Table 1 Parameter values in Eq. (14)

Conclusion

Like our earlier comparisons of Estonia and Latvia with Georgia and Croatia, our comparison of Lithuania and Belarus since 1991 suggests policy implications that may be of general interest to other countries as well, especially those that aspire to catch up with their neighbors. In essence, as we concluded from our earlier comparisons, rapid growth calls for

  1. (i)

    Public policies that encourage education and training, free trade, and domestic as well as foreign investment in a business-friendly environment.

  2. (ii)

    Economic policies that support stable prices and sound banking practices, sustainable fiscal positions, and international, consumer-friendly competition.

  3. (iii)

    Sound and transparent societal institutions and infrastructures to support the rule of law.

  4. (iv)

    Good governance, public and private.

Further, in countries such as the two under review here, the prospect of EU membership may create catalytic conditions for good economic policy making, rapid structural change, and institution building. As it did also in Estonia and Latvia, the EU perspective may also have helped Lithuania to forge a broad-based political consensus on the policy actions required for change as well as to strengthen education. Experience suggests that eastward trade in Eastern Partnership countries including Belarus does less for them than trade with the EU (Gylfason, Martínez-Zarzoso, and Wijkman 2015). Belarus, coming out of the pandemic, we fear, will demonstrate that healthy, sustainable growth rates are not possible without economic and political reforms. Under the present political circumstances, it seems likely that they will not be forthcoming.

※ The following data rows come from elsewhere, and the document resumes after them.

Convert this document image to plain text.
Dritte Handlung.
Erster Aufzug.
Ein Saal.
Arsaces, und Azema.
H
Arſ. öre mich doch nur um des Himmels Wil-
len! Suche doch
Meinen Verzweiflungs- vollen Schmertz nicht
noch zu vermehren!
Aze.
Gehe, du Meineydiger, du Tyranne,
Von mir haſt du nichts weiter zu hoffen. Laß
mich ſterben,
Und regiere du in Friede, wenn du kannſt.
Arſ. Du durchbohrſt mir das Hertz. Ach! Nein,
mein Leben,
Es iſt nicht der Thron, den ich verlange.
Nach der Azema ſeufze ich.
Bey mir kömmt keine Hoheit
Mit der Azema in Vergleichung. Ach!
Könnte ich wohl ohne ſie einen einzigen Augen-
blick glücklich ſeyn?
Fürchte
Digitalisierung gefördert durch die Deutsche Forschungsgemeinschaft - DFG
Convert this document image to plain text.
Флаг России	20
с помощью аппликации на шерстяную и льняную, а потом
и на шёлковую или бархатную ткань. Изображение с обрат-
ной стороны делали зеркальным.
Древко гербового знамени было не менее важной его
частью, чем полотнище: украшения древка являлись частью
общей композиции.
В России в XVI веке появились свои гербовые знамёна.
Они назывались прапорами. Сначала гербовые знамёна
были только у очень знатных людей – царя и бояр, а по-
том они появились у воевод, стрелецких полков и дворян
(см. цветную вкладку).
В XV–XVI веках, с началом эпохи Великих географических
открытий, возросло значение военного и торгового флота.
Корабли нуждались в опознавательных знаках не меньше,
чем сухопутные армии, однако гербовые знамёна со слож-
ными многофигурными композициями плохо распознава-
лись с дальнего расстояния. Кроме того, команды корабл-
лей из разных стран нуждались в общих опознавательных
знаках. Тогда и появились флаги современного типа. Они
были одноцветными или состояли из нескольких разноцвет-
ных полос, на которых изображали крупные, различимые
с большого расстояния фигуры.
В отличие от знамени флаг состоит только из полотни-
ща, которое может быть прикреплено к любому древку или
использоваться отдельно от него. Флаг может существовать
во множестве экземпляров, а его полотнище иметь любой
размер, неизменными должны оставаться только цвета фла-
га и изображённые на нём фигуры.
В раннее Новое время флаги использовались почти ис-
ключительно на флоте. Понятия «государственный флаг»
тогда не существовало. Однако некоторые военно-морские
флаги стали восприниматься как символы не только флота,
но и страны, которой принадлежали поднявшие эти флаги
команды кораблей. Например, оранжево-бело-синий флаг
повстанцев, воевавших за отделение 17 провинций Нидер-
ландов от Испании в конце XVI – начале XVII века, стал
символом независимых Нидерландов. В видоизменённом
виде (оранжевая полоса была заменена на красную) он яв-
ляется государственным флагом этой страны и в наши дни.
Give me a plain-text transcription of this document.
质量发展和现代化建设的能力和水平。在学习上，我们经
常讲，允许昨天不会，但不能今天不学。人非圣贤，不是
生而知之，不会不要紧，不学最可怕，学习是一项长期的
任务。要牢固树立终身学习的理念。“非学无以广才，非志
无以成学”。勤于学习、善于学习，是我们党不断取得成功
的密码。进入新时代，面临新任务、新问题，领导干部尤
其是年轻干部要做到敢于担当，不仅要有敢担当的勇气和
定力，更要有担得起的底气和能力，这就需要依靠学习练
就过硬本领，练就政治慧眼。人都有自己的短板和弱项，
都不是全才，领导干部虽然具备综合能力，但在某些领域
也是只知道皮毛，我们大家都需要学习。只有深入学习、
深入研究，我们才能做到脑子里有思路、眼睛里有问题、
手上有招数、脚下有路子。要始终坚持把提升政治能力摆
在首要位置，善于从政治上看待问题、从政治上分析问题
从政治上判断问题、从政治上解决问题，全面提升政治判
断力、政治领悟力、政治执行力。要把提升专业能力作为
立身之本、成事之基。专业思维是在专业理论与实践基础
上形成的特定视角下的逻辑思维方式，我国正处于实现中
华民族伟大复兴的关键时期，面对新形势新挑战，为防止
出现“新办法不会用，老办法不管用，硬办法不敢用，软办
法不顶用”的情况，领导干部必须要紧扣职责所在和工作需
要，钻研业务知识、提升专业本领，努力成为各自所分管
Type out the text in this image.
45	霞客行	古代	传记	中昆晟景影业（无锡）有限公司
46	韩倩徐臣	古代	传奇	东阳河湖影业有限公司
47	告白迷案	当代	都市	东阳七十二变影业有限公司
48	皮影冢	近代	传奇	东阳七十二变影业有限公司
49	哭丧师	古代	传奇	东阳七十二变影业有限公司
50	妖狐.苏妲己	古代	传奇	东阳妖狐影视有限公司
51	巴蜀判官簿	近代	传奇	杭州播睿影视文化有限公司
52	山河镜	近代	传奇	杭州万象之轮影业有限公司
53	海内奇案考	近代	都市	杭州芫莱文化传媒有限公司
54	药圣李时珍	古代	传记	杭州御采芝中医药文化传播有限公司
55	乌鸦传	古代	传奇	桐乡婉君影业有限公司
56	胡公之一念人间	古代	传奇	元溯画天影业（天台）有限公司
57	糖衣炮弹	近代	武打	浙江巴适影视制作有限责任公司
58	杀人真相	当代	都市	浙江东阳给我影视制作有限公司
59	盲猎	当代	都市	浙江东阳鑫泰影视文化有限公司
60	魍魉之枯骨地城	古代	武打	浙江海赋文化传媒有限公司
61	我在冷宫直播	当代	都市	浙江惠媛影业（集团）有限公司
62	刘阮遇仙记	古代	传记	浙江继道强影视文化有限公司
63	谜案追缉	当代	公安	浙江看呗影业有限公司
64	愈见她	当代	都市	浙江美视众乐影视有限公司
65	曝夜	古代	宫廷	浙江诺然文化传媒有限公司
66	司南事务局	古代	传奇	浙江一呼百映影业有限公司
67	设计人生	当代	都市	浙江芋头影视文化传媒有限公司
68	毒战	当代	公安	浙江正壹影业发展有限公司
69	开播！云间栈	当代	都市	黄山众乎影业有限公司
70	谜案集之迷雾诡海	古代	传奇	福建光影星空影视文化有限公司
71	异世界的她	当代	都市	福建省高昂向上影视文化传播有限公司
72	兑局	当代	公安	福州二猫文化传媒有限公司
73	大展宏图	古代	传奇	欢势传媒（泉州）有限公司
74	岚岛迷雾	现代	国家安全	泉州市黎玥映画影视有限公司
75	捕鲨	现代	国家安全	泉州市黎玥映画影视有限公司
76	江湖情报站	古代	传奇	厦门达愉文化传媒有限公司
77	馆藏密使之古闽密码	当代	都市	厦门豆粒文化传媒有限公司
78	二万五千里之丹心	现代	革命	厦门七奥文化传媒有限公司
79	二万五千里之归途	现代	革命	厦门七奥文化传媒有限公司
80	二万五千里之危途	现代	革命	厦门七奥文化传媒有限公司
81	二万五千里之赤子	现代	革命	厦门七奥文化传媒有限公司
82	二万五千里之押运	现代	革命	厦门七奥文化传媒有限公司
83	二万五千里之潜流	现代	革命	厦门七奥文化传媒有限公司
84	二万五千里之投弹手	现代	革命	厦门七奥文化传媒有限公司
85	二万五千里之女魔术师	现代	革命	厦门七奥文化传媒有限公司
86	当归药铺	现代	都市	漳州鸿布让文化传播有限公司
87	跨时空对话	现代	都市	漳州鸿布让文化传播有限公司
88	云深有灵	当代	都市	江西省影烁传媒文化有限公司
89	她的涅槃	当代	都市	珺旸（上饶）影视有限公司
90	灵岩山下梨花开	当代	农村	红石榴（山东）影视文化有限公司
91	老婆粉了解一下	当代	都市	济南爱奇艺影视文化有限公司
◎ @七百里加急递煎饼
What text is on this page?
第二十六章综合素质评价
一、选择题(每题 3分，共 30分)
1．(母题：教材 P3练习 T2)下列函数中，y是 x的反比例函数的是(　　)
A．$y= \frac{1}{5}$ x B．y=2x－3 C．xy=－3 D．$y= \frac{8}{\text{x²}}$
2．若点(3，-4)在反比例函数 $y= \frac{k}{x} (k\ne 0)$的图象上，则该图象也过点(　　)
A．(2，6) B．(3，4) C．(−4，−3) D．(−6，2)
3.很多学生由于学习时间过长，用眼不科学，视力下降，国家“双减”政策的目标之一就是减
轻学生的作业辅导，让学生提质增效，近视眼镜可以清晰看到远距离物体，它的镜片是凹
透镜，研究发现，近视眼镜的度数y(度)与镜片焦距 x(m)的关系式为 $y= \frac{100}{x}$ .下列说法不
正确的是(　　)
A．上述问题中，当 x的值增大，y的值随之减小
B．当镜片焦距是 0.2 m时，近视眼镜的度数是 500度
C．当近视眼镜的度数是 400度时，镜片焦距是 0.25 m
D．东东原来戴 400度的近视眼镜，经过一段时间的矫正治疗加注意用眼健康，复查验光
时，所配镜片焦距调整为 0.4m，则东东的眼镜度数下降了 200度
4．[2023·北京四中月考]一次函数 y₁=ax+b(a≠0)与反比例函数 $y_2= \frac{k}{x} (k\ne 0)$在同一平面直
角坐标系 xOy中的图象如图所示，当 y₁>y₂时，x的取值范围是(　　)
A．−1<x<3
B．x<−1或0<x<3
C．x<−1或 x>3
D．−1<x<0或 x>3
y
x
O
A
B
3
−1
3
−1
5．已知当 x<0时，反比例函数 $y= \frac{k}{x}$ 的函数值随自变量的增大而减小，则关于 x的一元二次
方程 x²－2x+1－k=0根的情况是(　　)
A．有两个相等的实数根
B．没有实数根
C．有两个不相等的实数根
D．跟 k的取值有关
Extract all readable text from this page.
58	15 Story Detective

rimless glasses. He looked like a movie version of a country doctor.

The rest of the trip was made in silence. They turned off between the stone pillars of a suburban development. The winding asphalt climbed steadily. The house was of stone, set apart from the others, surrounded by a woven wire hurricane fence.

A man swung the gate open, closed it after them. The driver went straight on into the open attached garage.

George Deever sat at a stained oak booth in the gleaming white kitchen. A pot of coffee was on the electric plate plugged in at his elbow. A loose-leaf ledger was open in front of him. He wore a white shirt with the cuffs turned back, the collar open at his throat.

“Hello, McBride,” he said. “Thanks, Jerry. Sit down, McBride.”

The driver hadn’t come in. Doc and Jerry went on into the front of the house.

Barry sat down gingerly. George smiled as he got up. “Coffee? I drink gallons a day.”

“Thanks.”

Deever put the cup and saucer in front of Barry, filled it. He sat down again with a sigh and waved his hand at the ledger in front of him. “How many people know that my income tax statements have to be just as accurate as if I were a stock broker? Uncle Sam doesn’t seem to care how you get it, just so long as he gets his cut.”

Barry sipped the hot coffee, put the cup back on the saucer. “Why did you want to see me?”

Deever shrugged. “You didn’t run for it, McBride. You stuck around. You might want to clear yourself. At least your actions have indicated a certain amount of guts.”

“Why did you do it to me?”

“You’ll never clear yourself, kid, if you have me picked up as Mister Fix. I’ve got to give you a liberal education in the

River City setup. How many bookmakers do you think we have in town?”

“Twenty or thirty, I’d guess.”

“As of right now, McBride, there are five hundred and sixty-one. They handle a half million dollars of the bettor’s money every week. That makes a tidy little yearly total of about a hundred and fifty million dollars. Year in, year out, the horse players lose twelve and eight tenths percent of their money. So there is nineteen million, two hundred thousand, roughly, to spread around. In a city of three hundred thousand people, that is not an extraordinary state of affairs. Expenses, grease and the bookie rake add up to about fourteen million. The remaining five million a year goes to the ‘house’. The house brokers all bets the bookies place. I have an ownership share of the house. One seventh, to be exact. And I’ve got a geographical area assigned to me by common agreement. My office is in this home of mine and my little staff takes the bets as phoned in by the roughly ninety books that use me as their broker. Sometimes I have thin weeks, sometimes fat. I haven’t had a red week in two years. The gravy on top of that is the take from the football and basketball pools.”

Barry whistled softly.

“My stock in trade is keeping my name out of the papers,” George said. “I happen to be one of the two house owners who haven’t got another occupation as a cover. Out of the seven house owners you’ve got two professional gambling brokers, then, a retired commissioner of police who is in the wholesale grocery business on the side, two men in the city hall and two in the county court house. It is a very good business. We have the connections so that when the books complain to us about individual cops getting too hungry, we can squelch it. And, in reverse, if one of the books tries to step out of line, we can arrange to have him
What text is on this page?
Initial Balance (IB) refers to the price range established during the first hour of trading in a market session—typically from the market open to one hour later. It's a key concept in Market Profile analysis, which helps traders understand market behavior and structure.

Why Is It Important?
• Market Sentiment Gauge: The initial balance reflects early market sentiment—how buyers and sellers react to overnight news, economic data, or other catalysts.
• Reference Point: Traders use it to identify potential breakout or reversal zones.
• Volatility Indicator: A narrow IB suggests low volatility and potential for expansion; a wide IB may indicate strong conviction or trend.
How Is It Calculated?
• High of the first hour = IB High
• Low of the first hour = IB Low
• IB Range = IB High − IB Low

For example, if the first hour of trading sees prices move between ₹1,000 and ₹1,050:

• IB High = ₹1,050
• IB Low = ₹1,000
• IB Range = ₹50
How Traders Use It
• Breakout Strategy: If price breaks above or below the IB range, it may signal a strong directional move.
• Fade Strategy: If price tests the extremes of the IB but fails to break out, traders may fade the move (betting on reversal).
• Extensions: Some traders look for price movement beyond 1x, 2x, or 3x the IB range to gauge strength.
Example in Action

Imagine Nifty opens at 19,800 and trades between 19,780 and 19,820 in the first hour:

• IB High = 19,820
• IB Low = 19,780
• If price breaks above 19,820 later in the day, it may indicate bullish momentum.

Returning to our classification of the sources of growth based on the aggregate production function presented in Sect. 4, we can summarize our main findings as follows:

First, while Belarus has invested 50% more than Lithuania in machinery and equipment relative to GDP since 1991, Lithuania has invested more in human capital at all levels. The buildup of human capital in Lithuania relative to Belarus manifests itself in 1.3 extra years of schooling and is reinforced by more rapid adoption of personal computers and of the internet. Both support rapid human capital accumulation.

Second, as shown by the longer and deeper post-independence decline in life expectancy and the larger spike in inflation, Belarus started more slowly and less aggressively and then fell under authoritarian rule again after a brief respite for a few years after 1991. Thus, Belarus missed an opportunity to boost economic efficiency, that is, total factor productivity, and thereby provide a basis for rapid long-run growth. By contrast, Lithuania was driven by its EU integration process from 1998 onward.. To prepare for EU membership, Lithuania liberalized trade, restructured the economy, inter alia by a broad privatization of state assets, and built market-friendly institutions to EU specifications. By the time of EU accession, Lithuania, along with the other Baltic countries, had built up a flexible market economy and was catching up.

Belarus, in stark contrast, still suffers from rigidities, even if some progress has been made in the economic sphere. Corruption, despite modest progress, remains a significant problem as does poor governance. The absence of democracy and disrespect for human rights is another serious concern with economic ramifications that are already clearly visible (wiiw 2021). Lithuania, on the other hand, may now harvest the fruits of decades of often painful reforms and hard work (IMF 2021) and thus enjoy more economic and political freedoms and longer lives.